Heavy air strikes targeted the international airport in Yemen's rebel-held capital and an adjacent airbase early Tuesday, residents said, with rebels blaming the Saudi-led coalition fighting on the side of the government.
More than a dozen strikes began at around midnight local time on Monday and lasted half an hour, according to a resident in Sanaa.
No casualties were reported.
While the largely disused airport and the nearby Al-Dailami base are often targeted by coalition air strikes, the latest raids were particularly intense, residents said.
The Houthi rebels accused the coalition of conducting multiple overnight raids on the airport, which is closed except for occasional UN flights.
The strikes came hours after the Houthis said they had targeted Dubai airport with a drone attack, which was denied by the United Arab Emirates (UAE), a leading member of the coalition.
Saudi Arabia and its allies have fought the Iran-backed Houthis since 2015 in an attempt to restore Yemen's internationally recognized government to power and push back the rebels.

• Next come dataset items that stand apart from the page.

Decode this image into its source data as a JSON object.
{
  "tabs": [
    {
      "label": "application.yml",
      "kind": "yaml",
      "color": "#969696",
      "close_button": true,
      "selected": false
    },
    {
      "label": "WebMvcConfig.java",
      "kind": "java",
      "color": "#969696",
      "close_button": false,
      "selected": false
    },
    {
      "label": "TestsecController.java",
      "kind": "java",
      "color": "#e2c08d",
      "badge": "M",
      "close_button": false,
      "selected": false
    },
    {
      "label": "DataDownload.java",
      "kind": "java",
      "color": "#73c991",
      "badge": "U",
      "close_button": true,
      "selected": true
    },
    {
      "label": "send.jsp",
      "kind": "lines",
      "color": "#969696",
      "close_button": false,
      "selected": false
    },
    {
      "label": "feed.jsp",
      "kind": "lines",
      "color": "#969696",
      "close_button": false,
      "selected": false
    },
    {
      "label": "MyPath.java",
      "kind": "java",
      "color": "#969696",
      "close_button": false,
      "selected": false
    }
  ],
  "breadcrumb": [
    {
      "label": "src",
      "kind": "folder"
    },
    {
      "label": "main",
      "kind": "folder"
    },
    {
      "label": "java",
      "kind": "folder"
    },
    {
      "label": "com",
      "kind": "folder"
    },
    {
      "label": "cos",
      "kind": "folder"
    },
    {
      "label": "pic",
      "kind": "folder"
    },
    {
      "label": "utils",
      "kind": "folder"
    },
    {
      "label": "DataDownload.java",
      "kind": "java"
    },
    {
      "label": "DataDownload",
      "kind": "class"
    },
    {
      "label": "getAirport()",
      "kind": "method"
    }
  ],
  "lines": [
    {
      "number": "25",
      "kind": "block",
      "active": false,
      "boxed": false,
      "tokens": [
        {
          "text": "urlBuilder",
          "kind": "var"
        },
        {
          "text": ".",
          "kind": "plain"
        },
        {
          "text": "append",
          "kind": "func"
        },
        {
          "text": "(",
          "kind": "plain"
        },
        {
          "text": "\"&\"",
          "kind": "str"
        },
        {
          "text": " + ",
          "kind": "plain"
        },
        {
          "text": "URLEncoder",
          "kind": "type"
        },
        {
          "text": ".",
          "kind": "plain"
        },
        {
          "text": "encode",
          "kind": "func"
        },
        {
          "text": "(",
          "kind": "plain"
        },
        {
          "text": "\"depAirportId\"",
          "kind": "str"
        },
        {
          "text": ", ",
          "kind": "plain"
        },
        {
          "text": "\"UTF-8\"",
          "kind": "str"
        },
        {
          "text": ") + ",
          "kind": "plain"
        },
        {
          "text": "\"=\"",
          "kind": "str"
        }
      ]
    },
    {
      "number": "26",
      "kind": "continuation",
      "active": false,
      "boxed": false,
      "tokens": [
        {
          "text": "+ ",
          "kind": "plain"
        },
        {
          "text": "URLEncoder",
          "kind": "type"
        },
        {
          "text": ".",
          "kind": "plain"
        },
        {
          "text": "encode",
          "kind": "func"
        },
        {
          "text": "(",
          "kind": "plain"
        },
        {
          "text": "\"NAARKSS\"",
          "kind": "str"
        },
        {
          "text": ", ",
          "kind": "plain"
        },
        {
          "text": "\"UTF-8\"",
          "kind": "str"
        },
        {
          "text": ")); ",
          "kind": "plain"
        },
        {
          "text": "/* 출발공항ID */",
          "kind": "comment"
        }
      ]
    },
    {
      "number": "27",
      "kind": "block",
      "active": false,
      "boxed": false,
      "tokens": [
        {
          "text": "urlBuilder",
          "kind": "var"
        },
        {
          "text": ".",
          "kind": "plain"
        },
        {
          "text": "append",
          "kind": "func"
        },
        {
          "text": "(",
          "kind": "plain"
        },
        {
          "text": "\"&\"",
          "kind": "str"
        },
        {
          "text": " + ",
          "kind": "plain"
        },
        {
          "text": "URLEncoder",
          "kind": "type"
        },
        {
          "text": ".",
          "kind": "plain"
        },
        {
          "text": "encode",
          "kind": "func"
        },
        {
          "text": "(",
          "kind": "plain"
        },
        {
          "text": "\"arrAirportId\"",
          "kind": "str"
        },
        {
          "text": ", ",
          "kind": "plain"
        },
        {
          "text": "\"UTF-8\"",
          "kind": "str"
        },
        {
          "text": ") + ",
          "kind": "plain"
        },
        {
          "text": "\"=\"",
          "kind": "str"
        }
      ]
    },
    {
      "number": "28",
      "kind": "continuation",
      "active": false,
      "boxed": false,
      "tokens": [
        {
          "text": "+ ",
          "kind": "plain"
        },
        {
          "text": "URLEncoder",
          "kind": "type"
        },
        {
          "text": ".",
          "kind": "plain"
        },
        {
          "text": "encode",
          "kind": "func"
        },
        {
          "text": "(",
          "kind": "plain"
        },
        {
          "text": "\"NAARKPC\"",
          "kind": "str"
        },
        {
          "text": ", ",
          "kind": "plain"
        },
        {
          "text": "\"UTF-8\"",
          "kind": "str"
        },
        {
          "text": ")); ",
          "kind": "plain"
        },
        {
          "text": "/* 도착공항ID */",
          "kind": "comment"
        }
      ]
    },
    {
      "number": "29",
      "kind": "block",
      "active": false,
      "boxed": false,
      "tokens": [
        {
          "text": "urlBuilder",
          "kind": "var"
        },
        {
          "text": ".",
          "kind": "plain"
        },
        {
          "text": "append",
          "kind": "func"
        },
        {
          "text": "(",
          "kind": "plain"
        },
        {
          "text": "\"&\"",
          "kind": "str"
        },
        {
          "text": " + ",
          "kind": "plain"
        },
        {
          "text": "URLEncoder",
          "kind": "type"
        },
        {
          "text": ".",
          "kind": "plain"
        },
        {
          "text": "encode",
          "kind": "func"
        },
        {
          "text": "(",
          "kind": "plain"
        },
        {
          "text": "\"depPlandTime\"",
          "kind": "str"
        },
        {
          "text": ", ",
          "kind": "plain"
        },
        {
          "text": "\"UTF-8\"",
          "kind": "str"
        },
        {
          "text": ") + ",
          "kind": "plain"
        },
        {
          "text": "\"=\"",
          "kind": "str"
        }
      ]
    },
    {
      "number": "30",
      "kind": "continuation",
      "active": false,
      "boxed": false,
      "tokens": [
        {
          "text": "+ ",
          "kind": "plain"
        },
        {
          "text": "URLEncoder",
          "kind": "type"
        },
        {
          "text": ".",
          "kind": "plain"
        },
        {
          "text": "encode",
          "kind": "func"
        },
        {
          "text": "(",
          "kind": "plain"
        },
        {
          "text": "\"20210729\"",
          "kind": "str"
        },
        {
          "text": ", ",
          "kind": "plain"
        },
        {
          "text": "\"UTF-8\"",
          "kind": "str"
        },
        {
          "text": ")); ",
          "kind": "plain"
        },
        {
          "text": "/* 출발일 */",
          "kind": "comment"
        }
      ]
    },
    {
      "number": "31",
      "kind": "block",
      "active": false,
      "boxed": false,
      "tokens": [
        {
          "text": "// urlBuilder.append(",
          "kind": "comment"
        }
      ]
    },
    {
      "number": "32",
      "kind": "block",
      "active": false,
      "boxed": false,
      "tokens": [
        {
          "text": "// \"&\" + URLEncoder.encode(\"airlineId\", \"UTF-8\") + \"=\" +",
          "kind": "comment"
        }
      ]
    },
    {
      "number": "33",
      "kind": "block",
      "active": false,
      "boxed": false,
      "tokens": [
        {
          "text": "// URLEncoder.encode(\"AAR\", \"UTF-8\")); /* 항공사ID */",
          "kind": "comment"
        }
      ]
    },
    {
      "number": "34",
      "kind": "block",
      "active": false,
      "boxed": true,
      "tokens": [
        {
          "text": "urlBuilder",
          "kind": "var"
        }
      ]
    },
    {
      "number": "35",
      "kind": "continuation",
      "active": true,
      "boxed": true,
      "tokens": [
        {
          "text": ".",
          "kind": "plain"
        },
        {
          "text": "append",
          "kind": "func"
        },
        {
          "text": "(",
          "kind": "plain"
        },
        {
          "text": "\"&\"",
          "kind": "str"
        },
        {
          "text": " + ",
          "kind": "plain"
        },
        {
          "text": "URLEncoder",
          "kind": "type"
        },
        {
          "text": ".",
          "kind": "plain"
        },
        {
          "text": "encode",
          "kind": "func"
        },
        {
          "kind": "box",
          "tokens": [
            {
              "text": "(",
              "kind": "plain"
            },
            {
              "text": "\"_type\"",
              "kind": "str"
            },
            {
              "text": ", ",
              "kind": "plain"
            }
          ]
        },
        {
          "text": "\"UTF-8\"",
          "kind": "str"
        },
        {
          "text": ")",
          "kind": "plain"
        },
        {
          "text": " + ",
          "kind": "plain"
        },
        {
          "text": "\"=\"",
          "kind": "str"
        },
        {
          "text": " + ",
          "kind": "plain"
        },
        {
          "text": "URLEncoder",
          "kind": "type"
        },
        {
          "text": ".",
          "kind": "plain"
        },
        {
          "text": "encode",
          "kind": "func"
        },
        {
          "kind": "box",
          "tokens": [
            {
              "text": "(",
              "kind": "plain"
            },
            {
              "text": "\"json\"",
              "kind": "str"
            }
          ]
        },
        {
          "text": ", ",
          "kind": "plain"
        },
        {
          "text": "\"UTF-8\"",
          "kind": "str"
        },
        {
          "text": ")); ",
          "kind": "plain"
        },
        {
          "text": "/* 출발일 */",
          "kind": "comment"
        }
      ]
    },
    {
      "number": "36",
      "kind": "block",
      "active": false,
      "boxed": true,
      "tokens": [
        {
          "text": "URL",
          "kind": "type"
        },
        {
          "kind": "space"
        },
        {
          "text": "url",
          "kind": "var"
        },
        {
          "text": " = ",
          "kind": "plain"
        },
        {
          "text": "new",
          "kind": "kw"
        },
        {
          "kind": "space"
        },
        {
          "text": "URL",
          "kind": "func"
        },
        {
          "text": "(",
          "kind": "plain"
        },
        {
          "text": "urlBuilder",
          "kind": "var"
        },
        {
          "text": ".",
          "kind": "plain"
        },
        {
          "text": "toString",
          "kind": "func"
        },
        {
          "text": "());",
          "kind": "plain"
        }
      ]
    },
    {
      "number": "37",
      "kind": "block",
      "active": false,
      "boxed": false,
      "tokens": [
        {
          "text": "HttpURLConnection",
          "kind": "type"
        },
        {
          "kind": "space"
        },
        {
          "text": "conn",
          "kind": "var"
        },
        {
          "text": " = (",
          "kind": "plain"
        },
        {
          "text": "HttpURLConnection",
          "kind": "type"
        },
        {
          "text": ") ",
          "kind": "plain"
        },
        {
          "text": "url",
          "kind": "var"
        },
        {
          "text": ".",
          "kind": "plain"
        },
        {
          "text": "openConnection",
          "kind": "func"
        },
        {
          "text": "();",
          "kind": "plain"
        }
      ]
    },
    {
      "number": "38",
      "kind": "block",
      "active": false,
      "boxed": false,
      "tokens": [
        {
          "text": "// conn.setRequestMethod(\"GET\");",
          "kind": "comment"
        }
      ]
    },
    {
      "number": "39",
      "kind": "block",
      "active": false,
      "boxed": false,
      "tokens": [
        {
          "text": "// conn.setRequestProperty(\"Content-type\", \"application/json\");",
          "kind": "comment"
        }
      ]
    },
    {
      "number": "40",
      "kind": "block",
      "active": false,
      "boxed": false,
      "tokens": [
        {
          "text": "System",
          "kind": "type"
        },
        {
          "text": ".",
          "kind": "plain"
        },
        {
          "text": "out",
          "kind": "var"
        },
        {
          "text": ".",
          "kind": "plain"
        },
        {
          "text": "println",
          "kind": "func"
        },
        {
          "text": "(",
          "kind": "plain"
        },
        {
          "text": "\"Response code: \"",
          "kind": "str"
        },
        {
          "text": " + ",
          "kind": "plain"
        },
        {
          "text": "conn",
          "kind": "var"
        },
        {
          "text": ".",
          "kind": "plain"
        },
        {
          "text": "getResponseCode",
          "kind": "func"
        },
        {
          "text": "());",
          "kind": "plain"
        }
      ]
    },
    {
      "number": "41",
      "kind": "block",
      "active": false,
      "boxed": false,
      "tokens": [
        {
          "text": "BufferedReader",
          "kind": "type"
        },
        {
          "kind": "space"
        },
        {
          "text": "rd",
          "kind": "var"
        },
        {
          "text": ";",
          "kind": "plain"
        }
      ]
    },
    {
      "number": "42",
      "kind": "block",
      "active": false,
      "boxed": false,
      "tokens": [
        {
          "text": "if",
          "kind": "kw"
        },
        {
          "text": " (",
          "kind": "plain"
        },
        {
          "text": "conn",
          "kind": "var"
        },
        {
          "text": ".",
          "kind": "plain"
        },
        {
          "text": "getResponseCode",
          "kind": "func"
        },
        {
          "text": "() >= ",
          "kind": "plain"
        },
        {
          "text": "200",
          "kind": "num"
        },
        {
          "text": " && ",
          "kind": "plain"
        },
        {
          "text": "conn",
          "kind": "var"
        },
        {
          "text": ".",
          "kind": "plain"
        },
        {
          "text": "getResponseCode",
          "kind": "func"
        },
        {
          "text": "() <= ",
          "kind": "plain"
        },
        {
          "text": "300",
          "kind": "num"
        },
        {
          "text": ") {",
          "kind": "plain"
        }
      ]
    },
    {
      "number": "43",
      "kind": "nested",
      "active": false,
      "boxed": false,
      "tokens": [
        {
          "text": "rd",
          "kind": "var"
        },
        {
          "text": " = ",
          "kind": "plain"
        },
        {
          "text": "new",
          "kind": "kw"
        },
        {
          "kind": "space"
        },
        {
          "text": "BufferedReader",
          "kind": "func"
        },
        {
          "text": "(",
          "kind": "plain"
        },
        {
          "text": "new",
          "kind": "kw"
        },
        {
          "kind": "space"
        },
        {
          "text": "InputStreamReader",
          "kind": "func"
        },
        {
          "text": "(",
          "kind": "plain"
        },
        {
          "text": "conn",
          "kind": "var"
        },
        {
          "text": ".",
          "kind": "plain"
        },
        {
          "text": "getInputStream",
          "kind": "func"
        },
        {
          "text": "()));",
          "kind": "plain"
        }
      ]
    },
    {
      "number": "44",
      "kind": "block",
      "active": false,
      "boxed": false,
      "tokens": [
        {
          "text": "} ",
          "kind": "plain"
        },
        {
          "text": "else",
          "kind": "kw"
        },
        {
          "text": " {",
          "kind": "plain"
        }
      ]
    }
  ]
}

The coalition has faced growing criticism over civilian casualties in a war that has left nearly 10,000 people dead and unleashed what the United Nations describes as the world's worst humanitarian crisis.
'War crimes' by all sides
UN investigators said Tuesday that all sides in Yemen's bloody conflict may have committed war crimes, highlighting deadly air strikes, rampant sexual violence, and the recruitment of young children as soldiers.
In their first report, a team of UN-mandated investigators said they had "reasonable grounds to believe that the parties to the armed conflict in Yemen have committed a substantial number of violations of international humanitarian law."
Many of these violations may amount to "war crimes" the report said, adding that the investigators had identified a number of alleged perpetrators.
The UN's so-called Group of Independent Eminent International and Regional Experts, which was created by the UN Human Rights Council last September, detailed a long line of abuses committed by all parties to the conflict.
"There is little evidence of any attempt by parties to the conflict to minimize civilian casualties," said the group's chairman Kamel Jendoubi in a statement.
The report concluded that "coalition air strikes have caused most of the documented civilian casualties," pointing out that in many cases there were no apparent military targets in the vicinity of the attacks.
The report covers the period from September 2014 through June 2018, and does not address the latest series of deadly strikes that have killed dozens of children in rebel-held areas and sparked international outrage.
The coalition has not confirmed or denied it carried out two air raids last Thursday that the UN said killed at least 26 children and four women south of the flashpoint rebel-held city of Hodeida.